Schools Improve When Leaders Stop Rationalizing Mediocrity
If the superintendents of failing school districts were as adept at fixing schools as they are at making excuses for their poor performance, America would have the best education system in the world.
Instead, the just-released tests administered by the Program for International Student Assessment show that other countries are making faster progress than the United States.
Our teenagers are now ranked 26th in math, 21st in science and 17th in reading. Shanghai, Singapore, South Korea, and Hong Kong are leading the pack.
In the face of this powerful proof of their failure, school superintendents and other education leaders blithely blame someone else for U.S. stagnation.
“The problem we find in American education isn’t that schools are ‘falling behind,’ it is that schools are ‘pulling apart,’” said the American Association of School Administrators.
“Poverty in America is the real issue behind today’s education gap, and it means students can experience different education trajectories because of where they live,” the association said.
Certainly, many children from low-income, single-parent households lack the same family support for their education that children with two wealthier parents enjoy.
But the United States is not the only nation with poor kids. As a close look at the data from PISA reveals, the income gap in the United States does not explain the inability of our schools to teach our students basic math, science and reading skills.
If everything is fine except that the poor are dragging down the average, the United States would be turning out the same share of high-performing students as other countries.
To the contrary, only 9 percent of U.S. students perform at the highest proficiency levels in math, far behind the 20 to 30 percent performing at that level in countries such as Korea, Japan, Switzerland and the Netherlands.
Our neighbor to the north, Canada, turns out almost twice as many high-flyers as the United States.
Moreover, if an income gap made America unique, you would expect the percentage of American students performing well below proficiency in math to be much higher than the percentage of low performers in countries with average test scores similar to the United States.
But that’s not the case.

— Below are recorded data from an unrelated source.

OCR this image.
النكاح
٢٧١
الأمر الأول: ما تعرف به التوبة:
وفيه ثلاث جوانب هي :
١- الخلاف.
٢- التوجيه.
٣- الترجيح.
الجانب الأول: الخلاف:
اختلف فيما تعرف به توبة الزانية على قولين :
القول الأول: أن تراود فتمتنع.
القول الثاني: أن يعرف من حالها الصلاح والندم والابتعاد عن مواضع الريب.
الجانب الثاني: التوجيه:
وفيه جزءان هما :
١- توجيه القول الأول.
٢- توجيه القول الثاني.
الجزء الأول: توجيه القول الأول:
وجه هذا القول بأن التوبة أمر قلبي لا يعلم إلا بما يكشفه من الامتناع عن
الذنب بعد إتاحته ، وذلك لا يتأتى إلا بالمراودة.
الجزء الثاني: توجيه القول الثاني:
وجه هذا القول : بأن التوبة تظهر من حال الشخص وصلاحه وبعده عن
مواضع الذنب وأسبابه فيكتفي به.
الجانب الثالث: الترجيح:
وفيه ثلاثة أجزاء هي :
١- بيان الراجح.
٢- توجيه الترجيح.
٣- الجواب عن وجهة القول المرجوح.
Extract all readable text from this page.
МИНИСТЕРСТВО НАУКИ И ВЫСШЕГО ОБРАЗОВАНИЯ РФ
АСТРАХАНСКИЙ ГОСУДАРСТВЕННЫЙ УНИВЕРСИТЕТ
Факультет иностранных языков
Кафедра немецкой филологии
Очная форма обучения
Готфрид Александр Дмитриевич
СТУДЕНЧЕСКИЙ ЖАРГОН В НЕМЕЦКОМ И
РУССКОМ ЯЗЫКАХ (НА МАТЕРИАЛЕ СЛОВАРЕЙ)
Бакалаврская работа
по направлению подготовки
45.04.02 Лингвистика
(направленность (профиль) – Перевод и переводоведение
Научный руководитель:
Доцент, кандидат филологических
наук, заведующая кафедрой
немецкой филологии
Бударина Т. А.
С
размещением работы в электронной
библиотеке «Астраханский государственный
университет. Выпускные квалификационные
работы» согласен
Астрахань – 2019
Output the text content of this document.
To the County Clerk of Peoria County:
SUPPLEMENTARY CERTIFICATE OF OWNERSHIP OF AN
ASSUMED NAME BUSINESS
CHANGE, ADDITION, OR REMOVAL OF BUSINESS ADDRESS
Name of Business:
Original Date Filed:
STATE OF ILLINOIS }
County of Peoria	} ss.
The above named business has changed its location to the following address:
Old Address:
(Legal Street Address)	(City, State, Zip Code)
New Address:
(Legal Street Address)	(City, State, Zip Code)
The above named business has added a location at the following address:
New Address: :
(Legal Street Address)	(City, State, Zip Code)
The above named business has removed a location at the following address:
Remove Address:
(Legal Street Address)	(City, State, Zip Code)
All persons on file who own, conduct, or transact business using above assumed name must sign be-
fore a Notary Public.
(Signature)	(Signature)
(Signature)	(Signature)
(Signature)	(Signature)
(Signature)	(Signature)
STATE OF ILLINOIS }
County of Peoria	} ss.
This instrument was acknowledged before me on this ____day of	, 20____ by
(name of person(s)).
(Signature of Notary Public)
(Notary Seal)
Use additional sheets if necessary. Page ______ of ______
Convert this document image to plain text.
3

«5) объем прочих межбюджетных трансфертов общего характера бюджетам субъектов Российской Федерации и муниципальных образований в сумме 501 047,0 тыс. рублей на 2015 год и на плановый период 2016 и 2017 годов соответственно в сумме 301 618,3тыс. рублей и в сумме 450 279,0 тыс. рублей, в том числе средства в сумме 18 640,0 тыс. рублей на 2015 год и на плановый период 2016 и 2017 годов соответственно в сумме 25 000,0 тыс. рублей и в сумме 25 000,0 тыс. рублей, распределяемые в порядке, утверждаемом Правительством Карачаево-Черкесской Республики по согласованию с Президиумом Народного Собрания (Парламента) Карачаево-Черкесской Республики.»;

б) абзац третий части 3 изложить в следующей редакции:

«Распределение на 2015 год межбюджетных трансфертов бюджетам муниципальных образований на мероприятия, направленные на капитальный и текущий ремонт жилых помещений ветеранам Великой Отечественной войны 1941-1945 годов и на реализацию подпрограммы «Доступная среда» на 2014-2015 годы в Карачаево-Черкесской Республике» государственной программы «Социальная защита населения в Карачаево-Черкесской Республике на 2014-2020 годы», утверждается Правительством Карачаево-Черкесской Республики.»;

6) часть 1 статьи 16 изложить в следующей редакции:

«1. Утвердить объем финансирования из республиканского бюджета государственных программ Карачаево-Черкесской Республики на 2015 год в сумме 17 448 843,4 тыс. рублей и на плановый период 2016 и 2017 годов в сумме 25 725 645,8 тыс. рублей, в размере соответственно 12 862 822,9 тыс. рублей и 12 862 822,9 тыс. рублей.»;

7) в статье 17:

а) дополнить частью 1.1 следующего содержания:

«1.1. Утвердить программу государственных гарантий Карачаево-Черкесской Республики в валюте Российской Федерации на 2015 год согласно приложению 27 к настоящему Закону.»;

We have the same average scores as Slovakia, Lithuania and Hungary (hardly a group with which we want to be compared!), and like those countries’ students, about a quarter of our students performed well below proficiency in math.
In other words, the United States is no worse at educating our weakest students than are countries with scores similar to ours.
The problems in American education are across the board, with every kind of student doing poorly when compared to students in other industrialized countries.
For the first time in history, countries like Poland and Ireland are educating their children better than the United States.
These are countries from which millions of immigrants once braved oceans and uncertainty to come to America so their children would have the opportunity for a better life.
Now, kids in those countries have a better chance of being intellectually equipped for a modern, global economy than do kids in the United States.
Unfortunately, America’s education malaise can only get worse when the professionals we pay to run our schools refuse to take any responsibility for the situation.
They are like the general who blames his equipment, or complains about the weather, or says his lieutenants blew the battle.
When that noise emanates from headquarters, one knows that the next battle is likely to be even worse — unless new leadership is put in place.
It is time for superintendents to man-up, admit their mistakes and take charge of the education of the students for whom they are responsible.
If that is not done, the country as a whole will pay the penalty, because our economy will grow at a far slower rate than it would if we fixed our failing schools.
Studies in our recently released book show that reaching Canada’s performance level would increase our workers’ incomes by an average of 20 percent.
That growth would be a tremendous aid in balancing the federal budget without raising taxes or cutting spending.
Of course, it would also begin to take care of the poverty that superintendents are so fond of calling “the real issue” behind the mediocre public education in the United States.
Eric Hanushek is a senior fellow at the Hoover Institution of Stanford University, and Paul Peterson is professor of government at Harvard University.